O Brasil aparece como um dos principais protagonistas desse crescimento graças à forte produção de etanol derivado da cana-de-açúcar. O país segue entre os maiores produtores e exportadores do mundo, dividindo a liderança global com os Estados Unidos, que utilizam principalmente milho como matéria-prima.
Especialistas do setor avaliam que o aumento da demanda internacional está ligado às políticas ambientais adotadas em diversos países, além da necessidade de reduzir a dependência de combustíveis fósseis.
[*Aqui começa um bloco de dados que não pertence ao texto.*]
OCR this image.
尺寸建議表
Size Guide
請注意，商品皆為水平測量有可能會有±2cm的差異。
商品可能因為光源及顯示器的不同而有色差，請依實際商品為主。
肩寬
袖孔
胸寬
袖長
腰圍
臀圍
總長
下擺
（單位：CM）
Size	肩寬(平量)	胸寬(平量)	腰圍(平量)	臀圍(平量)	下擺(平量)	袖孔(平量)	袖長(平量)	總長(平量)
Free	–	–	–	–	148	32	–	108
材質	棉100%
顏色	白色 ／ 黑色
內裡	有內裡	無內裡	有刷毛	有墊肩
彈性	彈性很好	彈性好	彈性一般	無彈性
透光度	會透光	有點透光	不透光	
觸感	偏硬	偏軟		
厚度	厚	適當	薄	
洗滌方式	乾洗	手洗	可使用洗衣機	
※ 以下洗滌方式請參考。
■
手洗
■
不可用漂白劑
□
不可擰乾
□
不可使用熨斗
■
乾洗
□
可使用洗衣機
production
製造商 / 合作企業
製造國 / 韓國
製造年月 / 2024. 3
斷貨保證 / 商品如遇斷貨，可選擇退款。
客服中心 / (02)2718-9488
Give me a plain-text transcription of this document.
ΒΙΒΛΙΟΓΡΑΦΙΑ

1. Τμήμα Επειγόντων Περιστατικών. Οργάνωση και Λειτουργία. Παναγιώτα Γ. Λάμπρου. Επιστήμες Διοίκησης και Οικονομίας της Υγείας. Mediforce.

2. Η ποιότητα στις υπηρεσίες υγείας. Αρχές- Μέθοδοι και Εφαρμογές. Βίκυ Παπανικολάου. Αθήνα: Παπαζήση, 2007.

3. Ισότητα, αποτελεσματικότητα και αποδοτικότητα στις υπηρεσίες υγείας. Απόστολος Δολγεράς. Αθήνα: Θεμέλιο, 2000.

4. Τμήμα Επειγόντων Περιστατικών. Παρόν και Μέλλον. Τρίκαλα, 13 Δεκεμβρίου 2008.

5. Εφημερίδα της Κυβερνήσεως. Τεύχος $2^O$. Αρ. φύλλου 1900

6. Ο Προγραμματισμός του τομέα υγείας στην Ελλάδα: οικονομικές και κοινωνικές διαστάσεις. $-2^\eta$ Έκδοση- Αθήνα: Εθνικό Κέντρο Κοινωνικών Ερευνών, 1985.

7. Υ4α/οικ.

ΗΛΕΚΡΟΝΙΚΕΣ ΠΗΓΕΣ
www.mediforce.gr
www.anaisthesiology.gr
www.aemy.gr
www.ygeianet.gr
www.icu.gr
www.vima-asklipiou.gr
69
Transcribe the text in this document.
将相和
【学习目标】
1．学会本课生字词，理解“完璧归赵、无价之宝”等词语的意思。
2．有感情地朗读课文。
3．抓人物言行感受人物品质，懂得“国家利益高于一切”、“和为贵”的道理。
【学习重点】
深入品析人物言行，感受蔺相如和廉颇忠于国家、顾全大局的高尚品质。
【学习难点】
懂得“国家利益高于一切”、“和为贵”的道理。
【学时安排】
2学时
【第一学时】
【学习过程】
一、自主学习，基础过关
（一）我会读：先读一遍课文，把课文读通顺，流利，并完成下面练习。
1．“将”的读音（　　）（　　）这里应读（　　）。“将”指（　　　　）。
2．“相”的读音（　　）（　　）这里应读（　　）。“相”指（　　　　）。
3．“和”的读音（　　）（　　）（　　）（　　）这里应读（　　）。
A tendência é de que mercados da Ásia, Europa e América do Norte ampliem as compras nos próximos anos.
Outro fator que favorece o avanço das exportações brasileiras é a competitividade do etanol de cana, considerado mais eficiente em termos energéticos quando comparado ao produzido a partir do milho. O produto brasileiro também é visto como estratégico para programas globais de descarbonização.
Nos Estados Unidos, a produção segue em ritmo acelerado devido à expansão do setor agrícola e aos incentivos ligados à energia limpa. O país mantém grande capacidade industrial e continua sendo peça-chave no abastecimento mundial de etanol.
Com o cenário favorável, analistas acreditam que o comércio internacional do combustível renovável deve registrar crescimento expressivo ao longo de 2026, fortalecendo ainda mais a participação de Brasil e EUA no mercado global de energia sustentável.